Lenin's fight with Kautsky and the social patriots was over the need to
maintain the interests of the working-class above the need of the
war-mongering bougeois governments. The main reason for a call for a 3rd
International was not to build a new type of party based on "Leninist"
norms.

(The Comintern did in fact put forward the Bolshevik Party as a model for
member parties seeking membership, but these norms were developed by
Zinoviev in a most mechanical manner and have never been critically
examined by "Leninists" who swear by them.)

Leaving aside the whole question of the wisdom of organizations of several
hundred members in a country with a population numbering in the hundreds
of millions anointing themselves as "vanguards", there is another issue
that Adam raises that is highly problematic.

It is easy enough today to identify Kautsky and others as "centrists",
"left opportunists", etc., since we have the vantage point of history to
help us look back at who was right or wrong. Those fights, however, were
between *massive* political tendencies which had sunk roots in the
working-class.

Meanwhile, on this pathetic little mailing list, which in some ways is a
mirror-image of the actual left we find ourselves in today, we find
members of tiny groups or isolated individuals awarding themselves the
same lofty status as leaders of powerful mass organizations from past
eras. They are generals without armies. What usually happens to people who
think they are Napoleon is that society finds a safe place for them to
work out their hallucinatory notions. Unfortunately, the organized left
usually welcomes individuals like this with open arms.

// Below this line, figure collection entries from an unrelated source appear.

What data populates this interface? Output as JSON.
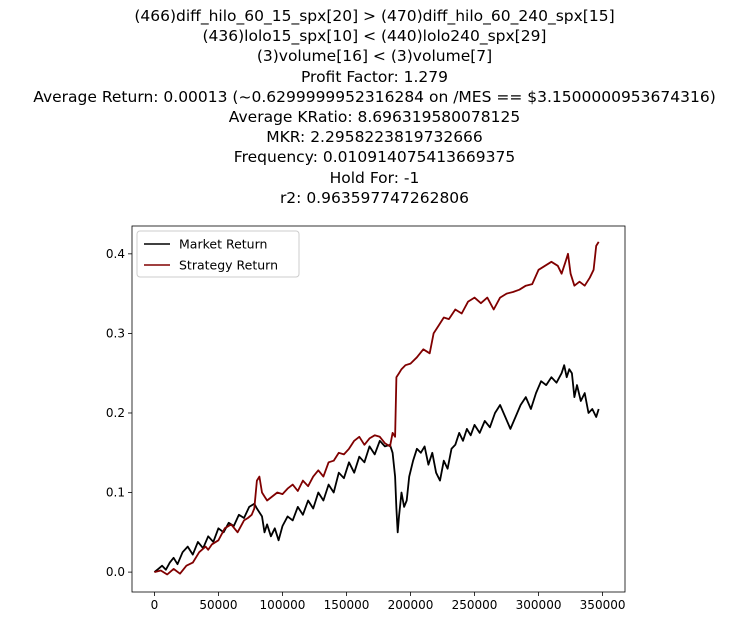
{
  "title_lines": [
    "(466)diff_hilo_60_15_spx[20] > (470)diff_hilo_60_240_spx[15]",
    "(436)lolo15_spx[10] < (440)lolo240_spx[29]",
    "(3)volume[16] < (3)volume[7]",
    "Profit Factor: 1.279",
    "Average Return: 0.00013 (~0.6299999952316284 on /MES == $3.1500000953674316)",
    "Average KRatio: 8.696319580078125",
    "MKR: 2.2958223819732666",
    "Frequency: 0.010914075413669375",
    "Hold For: -1",
    "r2: 0.963597747262806"
  ],
  "chart_data": {
    "type": "line",
    "title": "(466)diff_hilo_60_15_spx[20] > (470)diff_hilo_60_240_spx[15]\n(436)lolo15_spx[10] < (440)lolo240_spx[29]\n(3)volume[16] < (3)volume[7]\nProfit Factor: 1.279\nAverage Return: 0.00013 (~0.6299999952316284 on /MES == $3.1500000953674316)\nAverage KRatio: 8.696319580078125\nMKR: 2.2958223819732666\nFrequency: 0.010914075413669375\nHold For: -1\nr2: 0.963597747262806",
    "xlim": [
      -17500,
      367500
    ],
    "ylim": [
      -0.025,
      0.435
    ],
    "xticks": [
      0,
      50000,
      100000,
      150000,
      200000,
      250000,
      300000,
      350000
    ],
    "xtick_labels": [
      "0",
      "50000",
      "100000",
      "150000",
      "200000",
      "250000",
      "300000",
      "350000"
    ],
    "yticks": [
      0.0,
      0.1,
      0.2,
      0.3,
      0.4
    ],
    "ytick_labels": [
      "0.0",
      "0.1",
      "0.2",
      "0.3",
      "0.4"
    ],
    "grid": false,
    "legend_position": "upper-left",
    "series": [
      {
        "name": "Market Return",
        "color": "#000000",
        "x": [
          0,
          3000,
          6000,
          9000,
          12000,
          15000,
          18000,
          22000,
          26000,
          30000,
          34000,
          38000,
          42000,
          46000,
          50000,
          54000,
          58000,
          62000,
          66000,
          70000,
          74000,
          78000,
          80000,
          82000,
          84000,
          86000,
          88000,
          91000,
          94000,
          97000,
          100000,
          104000,
          108000,
          112000,
          116000,
          120000,
          124000,
          128000,
          132000,
          136000,
          140000,
          144000,
          148000,
          152000,
          156000,
          160000,
          164000,
          168000,
          172000,
          176000,
          180000,
          184000,
          186000,
          188000,
          189000,
          190000,
          191000,
          193000,
          195000,
          197000,
          199000,
          202000,
          205000,
          208000,
          211000,
          214000,
          217000,
          220000,
          223000,
          226000,
          229000,
          232000,
          235000,
          238000,
          241000,
          244000,
          247000,
          250000,
          254000,
          258000,
          262000,
          266000,
          270000,
          274000,
          278000,
          282000,
          286000,
          290000,
          294000,
          298000,
          302000,
          306000,
          310000,
          314000,
          318000,
          320000,
          322000,
          324000,
          326000,
          328000,
          330000,
          333000,
          336000,
          339000,
          342000,
          345000,
          347000
        ],
        "y": [
          0.0,
          0.004,
          0.008,
          0.003,
          0.012,
          0.018,
          0.01,
          0.025,
          0.032,
          0.022,
          0.038,
          0.03,
          0.045,
          0.038,
          0.055,
          0.05,
          0.062,
          0.058,
          0.072,
          0.068,
          0.082,
          0.086,
          0.08,
          0.075,
          0.07,
          0.05,
          0.06,
          0.045,
          0.055,
          0.04,
          0.058,
          0.07,
          0.065,
          0.082,
          0.072,
          0.09,
          0.08,
          0.1,
          0.09,
          0.11,
          0.1,
          0.125,
          0.118,
          0.138,
          0.125,
          0.145,
          0.138,
          0.158,
          0.148,
          0.165,
          0.158,
          0.16,
          0.15,
          0.12,
          0.08,
          0.05,
          0.07,
          0.1,
          0.082,
          0.09,
          0.12,
          0.14,
          0.155,
          0.15,
          0.158,
          0.135,
          0.15,
          0.125,
          0.115,
          0.14,
          0.13,
          0.155,
          0.16,
          0.175,
          0.165,
          0.18,
          0.172,
          0.185,
          0.175,
          0.19,
          0.182,
          0.2,
          0.21,
          0.195,
          0.18,
          0.195,
          0.21,
          0.22,
          0.205,
          0.225,
          0.24,
          0.235,
          0.245,
          0.238,
          0.25,
          0.26,
          0.245,
          0.255,
          0.25,
          0.22,
          0.235,
          0.215,
          0.225,
          0.2,
          0.205,
          0.195,
          0.205
        ]
      },
      {
        "name": "Strategy Return",
        "color": "#800000",
        "x": [
          0,
          5000,
          10000,
          15000,
          20000,
          25000,
          30000,
          35000,
          40000,
          42000,
          45000,
          50000,
          55000,
          60000,
          65000,
          70000,
          73000,
          76000,
          78000,
          80000,
          82000,
          84000,
          86000,
          88000,
          92000,
          96000,
          100000,
          104000,
          108000,
          112000,
          116000,
          120000,
          124000,
          128000,
          132000,
          136000,
          140000,
          144000,
          148000,
          152000,
          156000,
          160000,
          164000,
          168000,
          172000,
          176000,
          180000,
          184000,
          186000,
          188000,
          189000,
          191000,
          193000,
          196000,
          200000,
          205000,
          210000,
          215000,
          218000,
          222000,
          226000,
          230000,
          235000,
          240000,
          245000,
          250000,
          255000,
          260000,
          265000,
          270000,
          275000,
          280000,
          285000,
          290000,
          295000,
          300000,
          305000,
          310000,
          315000,
          318000,
          321000,
          323000,
          325000,
          328000,
          332000,
          336000,
          340000,
          343000,
          345000,
          347000
        ],
        "y": [
          0.0,
          0.002,
          -0.003,
          0.004,
          -0.002,
          0.008,
          0.012,
          0.025,
          0.032,
          0.028,
          0.035,
          0.04,
          0.055,
          0.06,
          0.05,
          0.065,
          0.068,
          0.072,
          0.08,
          0.115,
          0.12,
          0.1,
          0.095,
          0.09,
          0.095,
          0.1,
          0.098,
          0.105,
          0.11,
          0.102,
          0.115,
          0.108,
          0.12,
          0.128,
          0.12,
          0.138,
          0.14,
          0.15,
          0.148,
          0.155,
          0.165,
          0.17,
          0.16,
          0.168,
          0.172,
          0.17,
          0.162,
          0.158,
          0.175,
          0.17,
          0.245,
          0.25,
          0.255,
          0.26,
          0.262,
          0.27,
          0.28,
          0.275,
          0.3,
          0.31,
          0.32,
          0.318,
          0.33,
          0.325,
          0.34,
          0.345,
          0.338,
          0.345,
          0.33,
          0.345,
          0.35,
          0.352,
          0.355,
          0.36,
          0.362,
          0.38,
          0.385,
          0.39,
          0.385,
          0.375,
          0.39,
          0.4,
          0.375,
          0.36,
          0.365,
          0.36,
          0.37,
          0.38,
          0.41,
          0.415
        ]
      }
    ]
  }
}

This tendency to draw easy distinctions between Marxist and anti-Marxist
ideas and positions on the basis of broad distinctions has been poison for
the left. If somebody has a quarrel, for example, with my support for the
FSLN, then address that. But when you let loose with "Menshevik",
opportunist, centrist or some other choice epithet, you are not
demonstrating a superior Marxist understanding, merely a readiness to use
cheap insults. Carrol Cox made a correct observation. These loaded words
are a substitute for analysis and serve no useful purpose.